Q10. Eckart-Young guarantees the truncated SVD is optimal. Does that mean low-rank denoising always works well? Explain.

Answer No. Eckart-Young says $A_k$ is the best *rank-$k$* approximation, but it does not say a low rank is appropriate. *Explanation:* if the clean signal is itself full-rank (no spectral gap), truncating discards real signal along with noise — you blur, not denoise. Always check the scree plot for a clear gap before truncating.

Q11. How is dimensionality reduction the same operation as image compression?
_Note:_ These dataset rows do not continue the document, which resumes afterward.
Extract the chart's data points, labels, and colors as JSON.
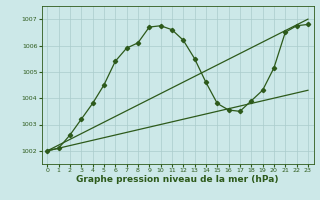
{
  "background_color": "#cce8e8",
  "grid_color": "#aacccc",
  "line_color": "#2d5a1b",
  "xlabel": "Graphe pression niveau de la mer (hPa)",
  "xlabel_fontsize": 6.5,
  "ylim": [
    1001.5,
    1007.5
  ],
  "xlim": [
    -0.5,
    23.5
  ],
  "yticks": [
    1002,
    1003,
    1004,
    1005,
    1006,
    1007
  ],
  "xticks": [
    0,
    1,
    2,
    3,
    4,
    5,
    6,
    7,
    8,
    9,
    10,
    11,
    12,
    13,
    14,
    15,
    16,
    17,
    18,
    19,
    20,
    21,
    22,
    23
  ],
  "tick_fontsize": 4.5,
  "line1_x": [
    0,
    1,
    2,
    3,
    4,
    5,
    6,
    7,
    8,
    9,
    10,
    11,
    12,
    13,
    14,
    15,
    16,
    17,
    18,
    19,
    20,
    21,
    22,
    23
  ],
  "line1_y": [
    1002.0,
    1002.1,
    1002.6,
    1003.2,
    1003.8,
    1004.5,
    1005.4,
    1005.9,
    1006.1,
    1006.7,
    1006.75,
    1006.6,
    1006.2,
    1005.5,
    1004.6,
    1003.8,
    1003.55,
    1003.5,
    1003.9,
    1004.3,
    1005.15,
    1006.5,
    1006.75,
    1006.8
  ],
  "line2_x": [
    0,
    23
  ],
  "line2_y": [
    1002.0,
    1007.0
  ],
  "line3_x": [
    0,
    23
  ],
  "line3_y": [
    1002.0,
    1004.3
  ],
  "marker": "D",
  "marker_size": 2.2,
  "line_width": 0.9
}
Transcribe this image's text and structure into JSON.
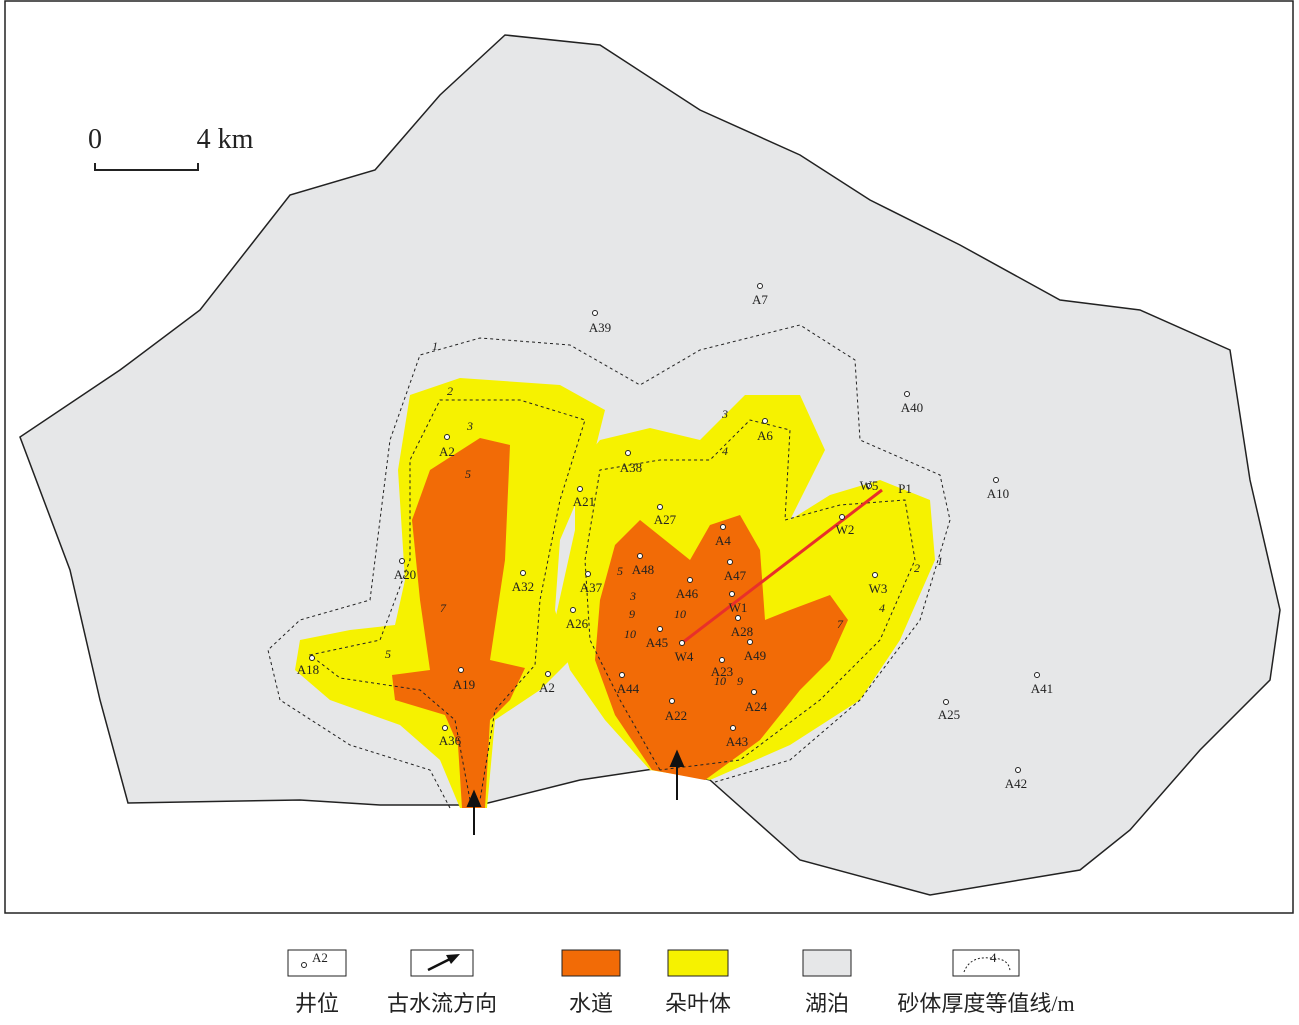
{
  "scale_bar": {
    "start": "0",
    "end": "4 km"
  },
  "wells": [
    "A7",
    "A39",
    "A40",
    "A6",
    "A2",
    "A38",
    "A10",
    "W5",
    "P1",
    "A21",
    "A27",
    "W2",
    "A4",
    "A48",
    "A20",
    "A32",
    "A37",
    "W3",
    "A47",
    "A46",
    "W1",
    "A26",
    "A28",
    "A45",
    "A49",
    "W4",
    "A18",
    "A23",
    "A19",
    "A2",
    "A44",
    "A22",
    "A24",
    "A25",
    "A41",
    "A43",
    "A36",
    "A42"
  ],
  "contour_labels": [
    1,
    2,
    3,
    4,
    5,
    7,
    9,
    10,
    10,
    10,
    1,
    2,
    3,
    4,
    5,
    7,
    9,
    3,
    5
  ],
  "legend": {
    "well_sample": "A2",
    "contour_sample": "4",
    "items": [
      "井位",
      "古水流方向",
      "水道",
      "朵叶体",
      "湖泊",
      "砂体厚度等值线/m"
    ]
  }
}
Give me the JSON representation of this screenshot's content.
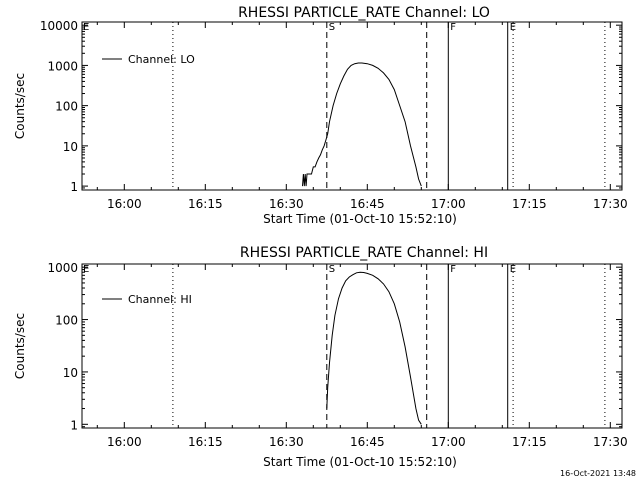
{
  "timestamp": "16-Oct-2021 13:48",
  "chart_data": [
    {
      "type": "line",
      "title": "RHESSI PARTICLE_RATE Channel: LO",
      "xlabel": "Start Time (01-Oct-10 15:52:10)",
      "ylabel": "Counts/sec",
      "y_scale": "log",
      "ylim": [
        0.8,
        12000
      ],
      "xlim": [
        "15:52:10",
        "17:32:10"
      ],
      "x_ticks": [
        "16:00",
        "16:15",
        "16:30",
        "16:45",
        "17:00",
        "17:15",
        "17:30"
      ],
      "y_ticks": [
        "1",
        "10",
        "100",
        "1000",
        "10000"
      ],
      "legend": {
        "position": "top-left",
        "entries": [
          "Channel: LO"
        ]
      },
      "markers": [
        {
          "label": "",
          "time": "16:09:00",
          "style": "dotted"
        },
        {
          "label": "S",
          "time": "16:37:30",
          "style": "dashed"
        },
        {
          "label": "",
          "time": "16:56:00",
          "style": "dashed"
        },
        {
          "label": "F",
          "time": "17:00:00",
          "style": "solid"
        },
        {
          "label": "E",
          "time": "17:11:00",
          "style": "solid"
        },
        {
          "label": "",
          "time": "17:12:00",
          "style": "dotted"
        },
        {
          "label": "",
          "time": "17:29:00",
          "style": "dotted"
        }
      ],
      "corner_label": "E",
      "series": [
        {
          "name": "Channel: LO",
          "x": [
            "16:33:00",
            "16:33:10",
            "16:33:20",
            "16:33:30",
            "16:33:40",
            "16:33:50",
            "16:34:00",
            "16:34:20",
            "16:34:40",
            "16:35:00",
            "16:35:20",
            "16:35:40",
            "16:36:00",
            "16:36:20",
            "16:36:40",
            "16:37:00",
            "16:37:20",
            "16:37:40",
            "16:38:00",
            "16:38:40",
            "16:39:20",
            "16:40:00",
            "16:40:40",
            "16:41:20",
            "16:42:00",
            "16:42:40",
            "16:43:20",
            "16:44:00",
            "16:45:00",
            "16:46:00",
            "16:47:00",
            "16:48:00",
            "16:49:00",
            "16:50:00",
            "16:51:00",
            "16:52:00",
            "16:53:00",
            "16:54:00",
            "16:54:30",
            "16:55:00"
          ],
          "values": [
            1,
            2,
            1,
            2,
            1,
            2,
            2,
            2,
            2,
            3,
            3,
            4,
            5,
            6,
            8,
            10,
            14,
            20,
            40,
            100,
            200,
            350,
            550,
            800,
            1000,
            1100,
            1150,
            1150,
            1100,
            1000,
            850,
            650,
            450,
            250,
            100,
            40,
            10,
            3,
            1.5,
            1
          ]
        }
      ]
    },
    {
      "type": "line",
      "title": "RHESSI PARTICLE_RATE Channel: HI",
      "xlabel": "Start Time (01-Oct-10 15:52:10)",
      "ylabel": "Counts/sec",
      "y_scale": "log",
      "ylim": [
        0.85,
        1150
      ],
      "xlim": [
        "15:52:10",
        "17:32:10"
      ],
      "x_ticks": [
        "16:00",
        "16:15",
        "16:30",
        "16:45",
        "17:00",
        "17:15",
        "17:30"
      ],
      "y_ticks": [
        "1",
        "10",
        "100",
        "1000"
      ],
      "legend": {
        "position": "top-left",
        "entries": [
          "Channel: HI"
        ]
      },
      "markers": [
        {
          "label": "",
          "time": "16:09:00",
          "style": "dotted"
        },
        {
          "label": "S",
          "time": "16:37:30",
          "style": "dashed"
        },
        {
          "label": "",
          "time": "16:56:00",
          "style": "dashed"
        },
        {
          "label": "F",
          "time": "17:00:00",
          "style": "solid"
        },
        {
          "label": "E",
          "time": "17:11:00",
          "style": "solid"
        },
        {
          "label": "",
          "time": "17:12:00",
          "style": "dotted"
        },
        {
          "label": "",
          "time": "17:29:00",
          "style": "dotted"
        }
      ],
      "corner_label": "E",
      "series": [
        {
          "name": "Channel: HI",
          "x": [
            "16:37:30",
            "16:37:40",
            "16:38:00",
            "16:38:30",
            "16:39:00",
            "16:39:40",
            "16:40:20",
            "16:41:00",
            "16:41:40",
            "16:42:20",
            "16:43:00",
            "16:43:40",
            "16:44:20",
            "16:45:00",
            "16:46:00",
            "16:47:00",
            "16:48:00",
            "16:49:00",
            "16:50:00",
            "16:51:00",
            "16:52:00",
            "16:53:00",
            "16:54:00",
            "16:54:30",
            "16:55:00"
          ],
          "values": [
            2,
            5,
            15,
            50,
            120,
            250,
            400,
            550,
            650,
            720,
            780,
            800,
            790,
            760,
            700,
            600,
            480,
            340,
            200,
            90,
            30,
            8,
            2,
            1.2,
            1
          ]
        }
      ]
    }
  ]
}
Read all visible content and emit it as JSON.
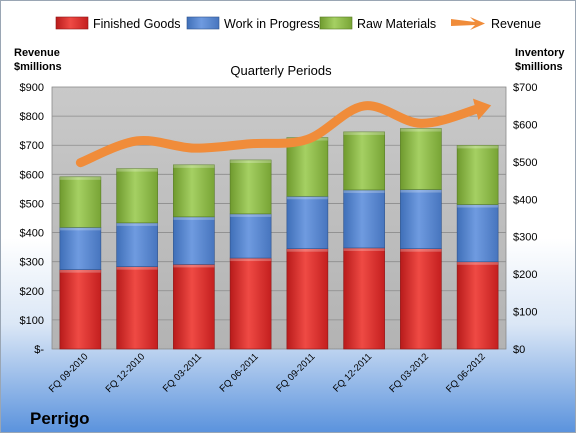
{
  "chart_data": {
    "type": "bar",
    "stacked": true,
    "title": "Quarterly Periods",
    "company": "Perrigo",
    "left_axis": {
      "label_line1": "Revenue",
      "label_line2": "$millions",
      "ylim": [
        0,
        900
      ],
      "ticks": [
        0,
        100,
        200,
        300,
        400,
        500,
        600,
        700,
        800,
        900
      ],
      "tick_labels": [
        "$-",
        "$100",
        "$200",
        "$300",
        "$400",
        "$500",
        "$600",
        "$700",
        "$800",
        "$900"
      ]
    },
    "right_axis": {
      "label_line1": "Inventory",
      "label_line2": "$millions",
      "ylim": [
        0,
        700
      ],
      "ticks": [
        0,
        100,
        200,
        300,
        400,
        500,
        600,
        700
      ],
      "tick_labels": [
        "$0",
        "$100",
        "$200",
        "$300",
        "$400",
        "$500",
        "$600",
        "$700"
      ]
    },
    "categories": [
      "FQ 09-2010",
      "FQ 12-2010",
      "FQ 03-2011",
      "FQ 06-2011",
      "FQ 09-2011",
      "FQ 12-2011",
      "FQ 03-2012",
      "FQ 06-2012"
    ],
    "series": [
      {
        "name": "Finished Goods",
        "axis": "right",
        "kind": "bar",
        "color": "#e8413c",
        "values": [
          212,
          220,
          226,
          243,
          268,
          270,
          268,
          233
        ]
      },
      {
        "name": "Work in Progress",
        "axis": "right",
        "kind": "bar",
        "color": "#5a8bd6",
        "values": [
          113,
          117,
          127,
          118,
          140,
          155,
          158,
          153
        ]
      },
      {
        "name": "Raw Materials",
        "axis": "right",
        "kind": "bar",
        "color": "#9bc75a",
        "values": [
          135,
          145,
          139,
          144,
          157,
          155,
          163,
          158
        ]
      },
      {
        "name": "Revenue",
        "axis": "left",
        "kind": "line",
        "color": "#f08c3a",
        "values": [
          640,
          715,
          690,
          705,
          720,
          835,
          775,
          825
        ]
      }
    ],
    "grid": true,
    "legend": "top"
  }
}
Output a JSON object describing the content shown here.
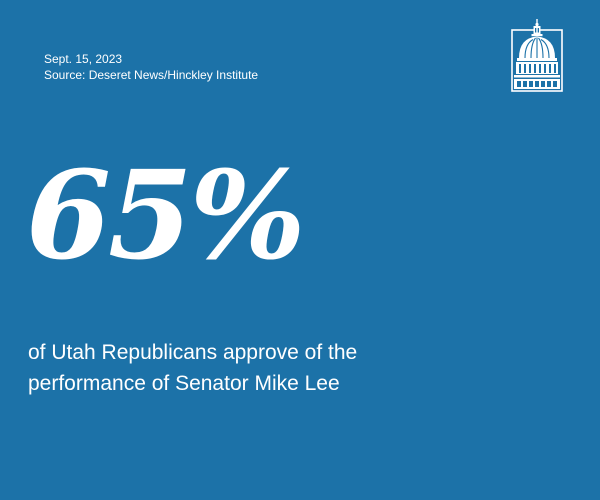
{
  "header": {
    "date": "Sept. 15, 2023",
    "source": "Source: Deseret News/Hinckley Institute"
  },
  "logo": {
    "icon": "capitol-dome-icon"
  },
  "stat": {
    "value": "65%"
  },
  "caption": {
    "line1": "of Utah Republicans approve of the",
    "line2": "performance of Senator Mike Lee"
  },
  "colors": {
    "background": "#1c72a8",
    "text": "#ffffff"
  }
}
Answer Both keep the top $k$ singular layers and discard the rest. *Explanation:* stacking data as a matrix, $A_k$ is the best rank-$k$ representation — projecting each point onto the top $k$ right singular vectors. The only difference from compression is interpretation: thin axes are "redundancy/noise" rather than "fine detail."

Q12. What single refinement turns raw SVD dimensionality reduction into PCA (Chapter 32)?

Answer Centering the data — subtracting the mean of each feature before taking the SVD. *Explanation:* then the right singular vectors are the *principal components*, the squared singular values are the *variances*, and the energy fraction becomes the *fraction of variance explained*. PCA is the SVD of centered data.